Bots: como se proteger das Fake News

Em meu último post, falei da parte não tão legal envolvendo bots, especialmente com a crise atual de desinformação e fake news no Brasil e no resto do mundo. Porém, há maneiras de proteger sua privacidade contra bots e identificá-las nas redes sociais.

A seguir vão algumas dicas de como perceber um bot. Lembrando que nem todas as contas são falsas no sentido estrito da palavra, e nem todas são automatizadas por completo. Algumas pessoas gerenciam diversas contas para passar a ideia de “senso comum” de ideias.

Indicadores de que uma conta é bot

(dicas baseadas na pesquisa de 2018 da Diretoria de Análise de Políticas Públicas da Fundação Getúlio Vargas)

  • Mesma data de criação- em algumas redes sociais, como Twitter e Facebook, é possível ver a data que o usuário integrou na rede.
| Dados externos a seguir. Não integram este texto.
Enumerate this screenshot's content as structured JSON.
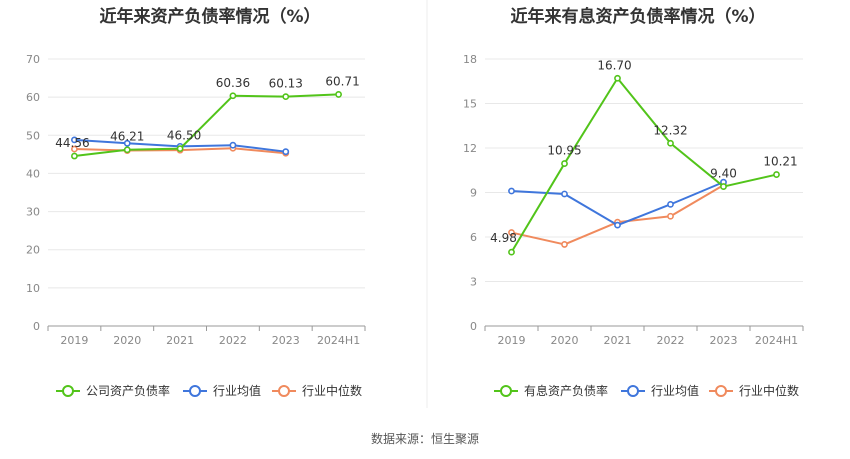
{
  "source": "数据来源：恒生聚源",
  "chart_data": [
    {
      "type": "line",
      "title": "近年来资产负债率情况（%）",
      "categories": [
        "2019",
        "2020",
        "2021",
        "2022",
        "2023",
        "2024H1"
      ],
      "ylim": [
        0,
        70
      ],
      "yticks": [
        0,
        10,
        20,
        30,
        40,
        50,
        60,
        70
      ],
      "grid": true,
      "legend_position": "bottom",
      "series": [
        {
          "name": "公司资产负债率",
          "color": "#52c41a",
          "values": [
            44.56,
            46.21,
            46.5,
            60.36,
            60.13,
            60.71
          ],
          "labels": [
            "44.56",
            "46.21",
            "46.50",
            "60.36",
            "60.13",
            "60.71"
          ]
        },
        {
          "name": "行业均值",
          "color": "#3f76dc",
          "values": [
            48.8,
            47.9,
            47.1,
            47.4,
            45.7,
            null
          ],
          "labels": []
        },
        {
          "name": "行业中位数",
          "color": "#f08a5d",
          "values": [
            46.4,
            46.0,
            46.1,
            46.6,
            45.3,
            null
          ],
          "labels": []
        }
      ]
    },
    {
      "type": "line",
      "title": "近年来有息资产负债率情况（%）",
      "categories": [
        "2019",
        "2020",
        "2021",
        "2022",
        "2023",
        "2024H1"
      ],
      "ylim": [
        0,
        18
      ],
      "yticks": [
        0,
        3,
        6,
        9,
        12,
        15,
        18
      ],
      "grid": true,
      "legend_position": "bottom",
      "series": [
        {
          "name": "有息资产负债率",
          "color": "#52c41a",
          "values": [
            4.98,
            10.95,
            16.7,
            12.32,
            9.4,
            10.21
          ],
          "labels": [
            "4.98",
            "10.95",
            "16.70",
            "12.32",
            "9.40",
            "10.21"
          ]
        },
        {
          "name": "行业均值",
          "color": "#3f76dc",
          "values": [
            9.1,
            8.9,
            6.8,
            8.2,
            9.7,
            null
          ],
          "labels": []
        },
        {
          "name": "行业中位数",
          "color": "#f08a5d",
          "values": [
            6.3,
            5.5,
            7.0,
            7.4,
            9.5,
            null
          ],
          "labels": []
        }
      ]
    }
  ]
}
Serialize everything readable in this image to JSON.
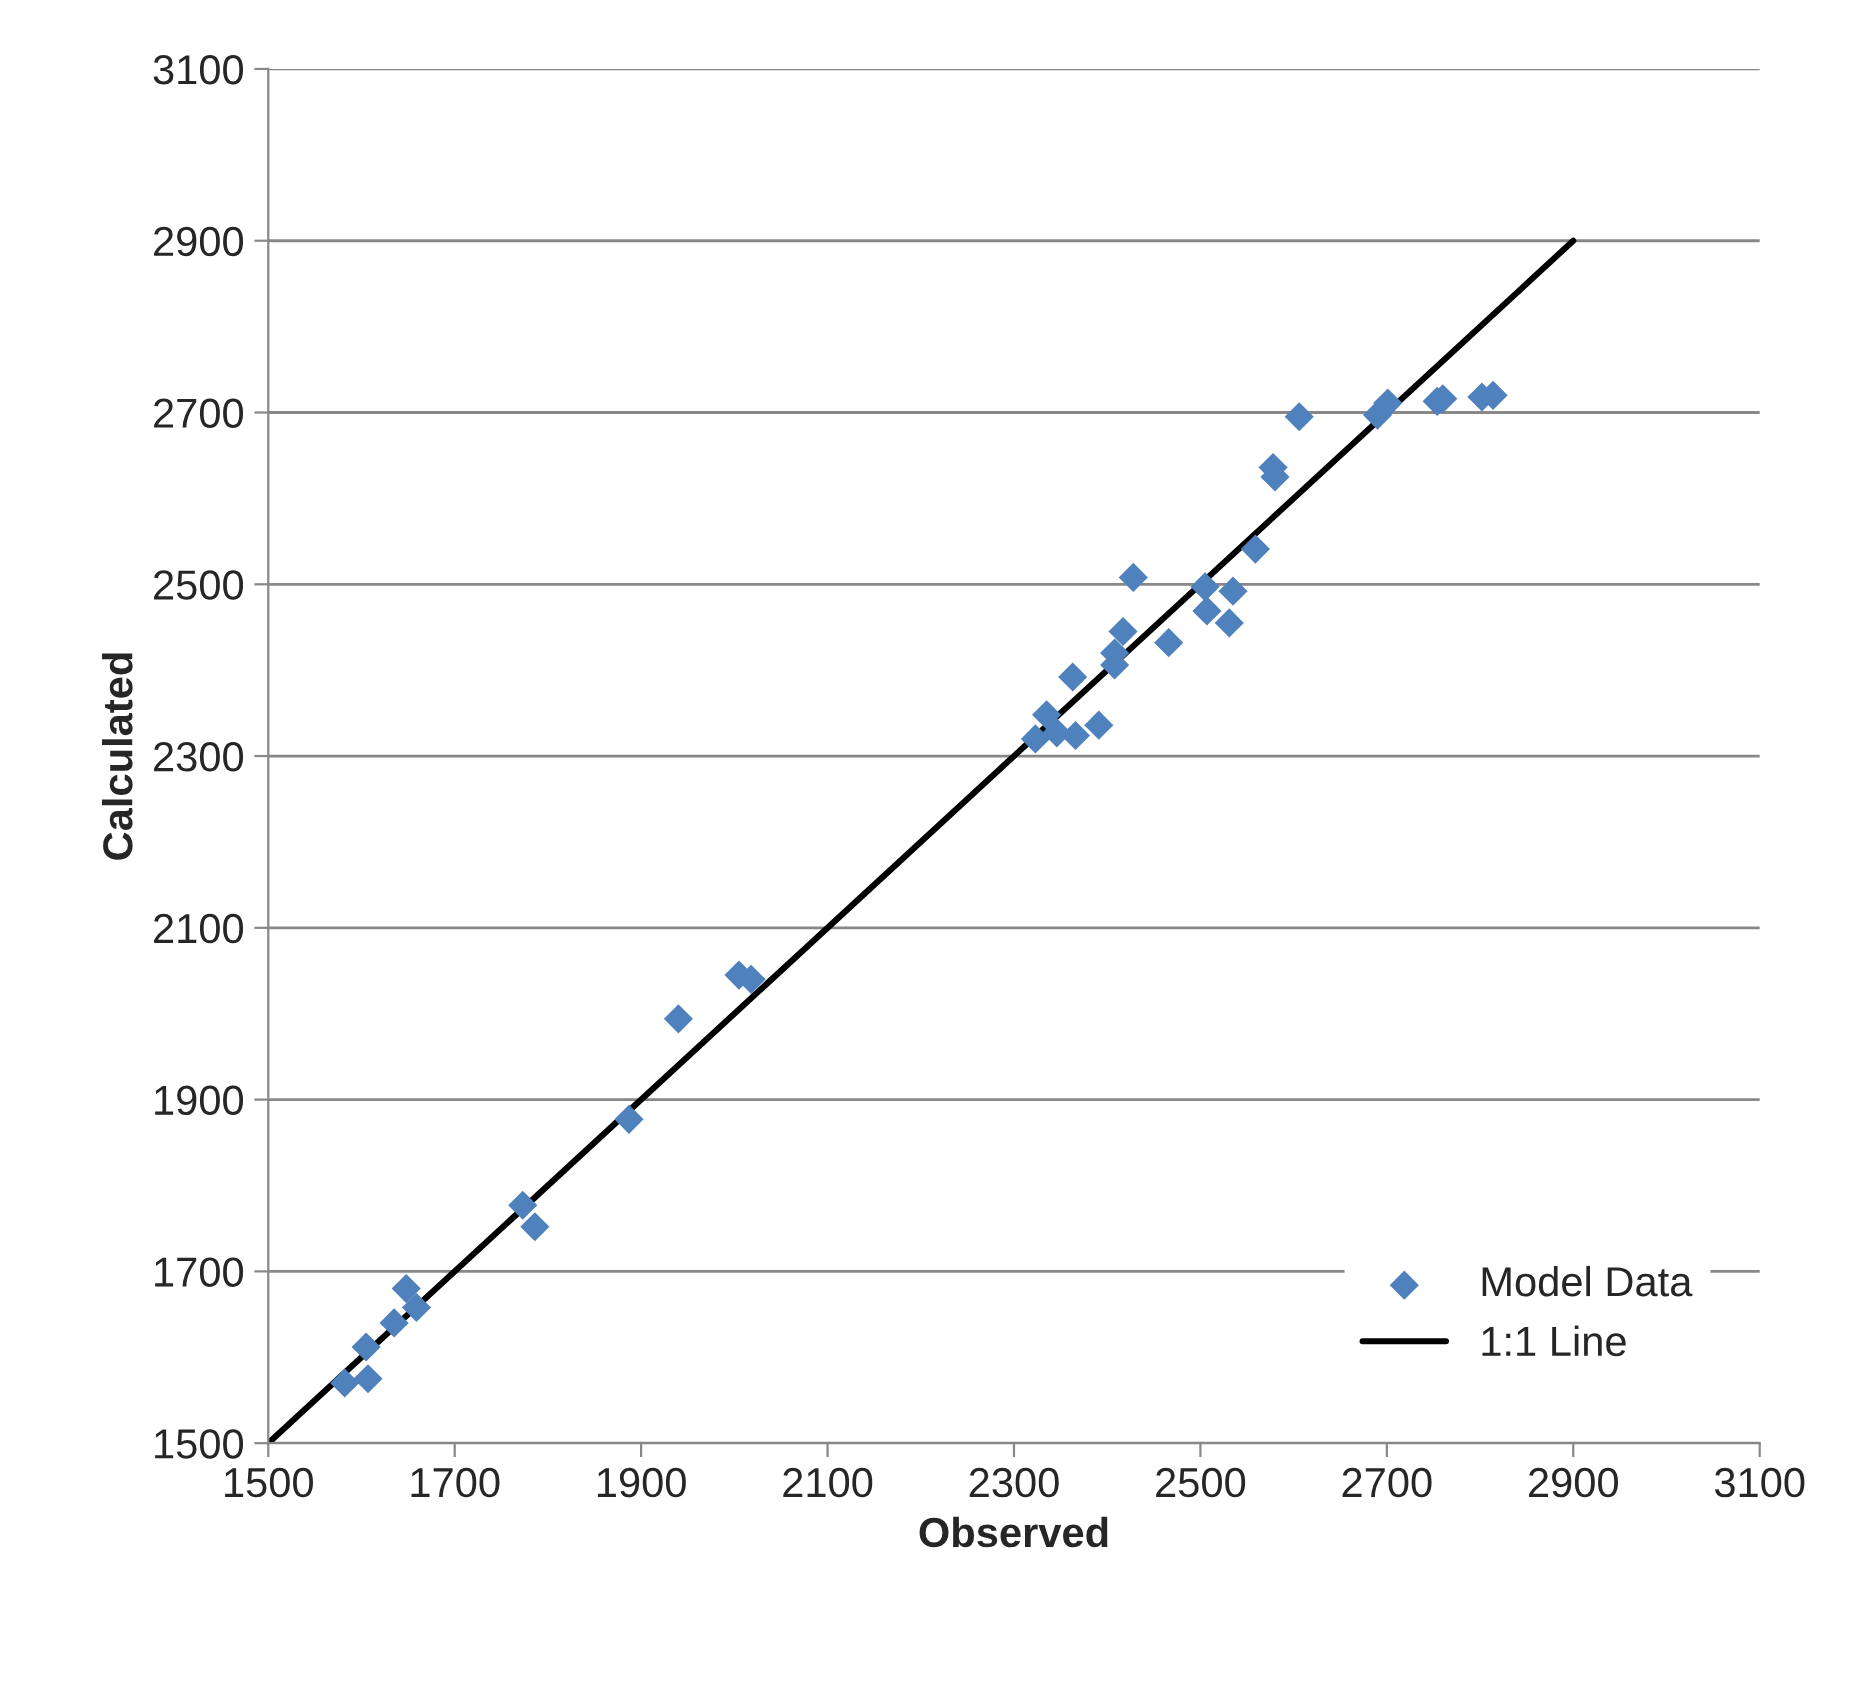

Contas bots normalmente foram criadas no mesmo dia que várias outras relacionadas ao tema.
  • Publicações em mesmas datas e horários – contas bots geralmente são programadas por algoritmo para serem postadas em um mesmo horário.
  • Similaridades demais - mesmo com algumas diferenças, é possível perceber que alguns sites e contas possuem uma URL parecida, mesma foto de perfil (muitas vezes de atores ou “roubadas” de usuários) e/ou foto de capa idênticas. 
  • Padrão na construção de nomes- nomes com o mesmo final, repetição de estrutura e palavras-chave são normalmente de um mesmo padrão de bot.
  • Pouca ou nenhuma postagem autoral-  por razões óbvias, robôs não produzem conteúdo próprio e são utilizados para replicar ou endossar conteúdo gerado por humanos. Esse tipo de conta costuma possuir um volume muito elevado de compartilhamentos e nada ou praticamente nada de postagens autorais.
  • Volume alto de contas seguidas-  existe um limite físico para a quantidade de conteúdo que um ser humano real pode consumir, mas não para um robô. Contas falsas tendem a seguir uma grande quantidade de usuários na esperança de que eles sigam de volta e recebam suas mensagens. Bots similares também costumam seguir praticamente as mesmas contas e se seguem entre si.
  • Localização suspeita-  um robô mal-programado pode entregar sua verdadeira identidade a partir de uma localização vaga, remota ou incompatível com a que o perfil simula. Como o caso das contas fantasmas russas que fingiam pertencer a norte-americanos, mas a geolocalização da rede social indicava que as mensagens vinham de território russo.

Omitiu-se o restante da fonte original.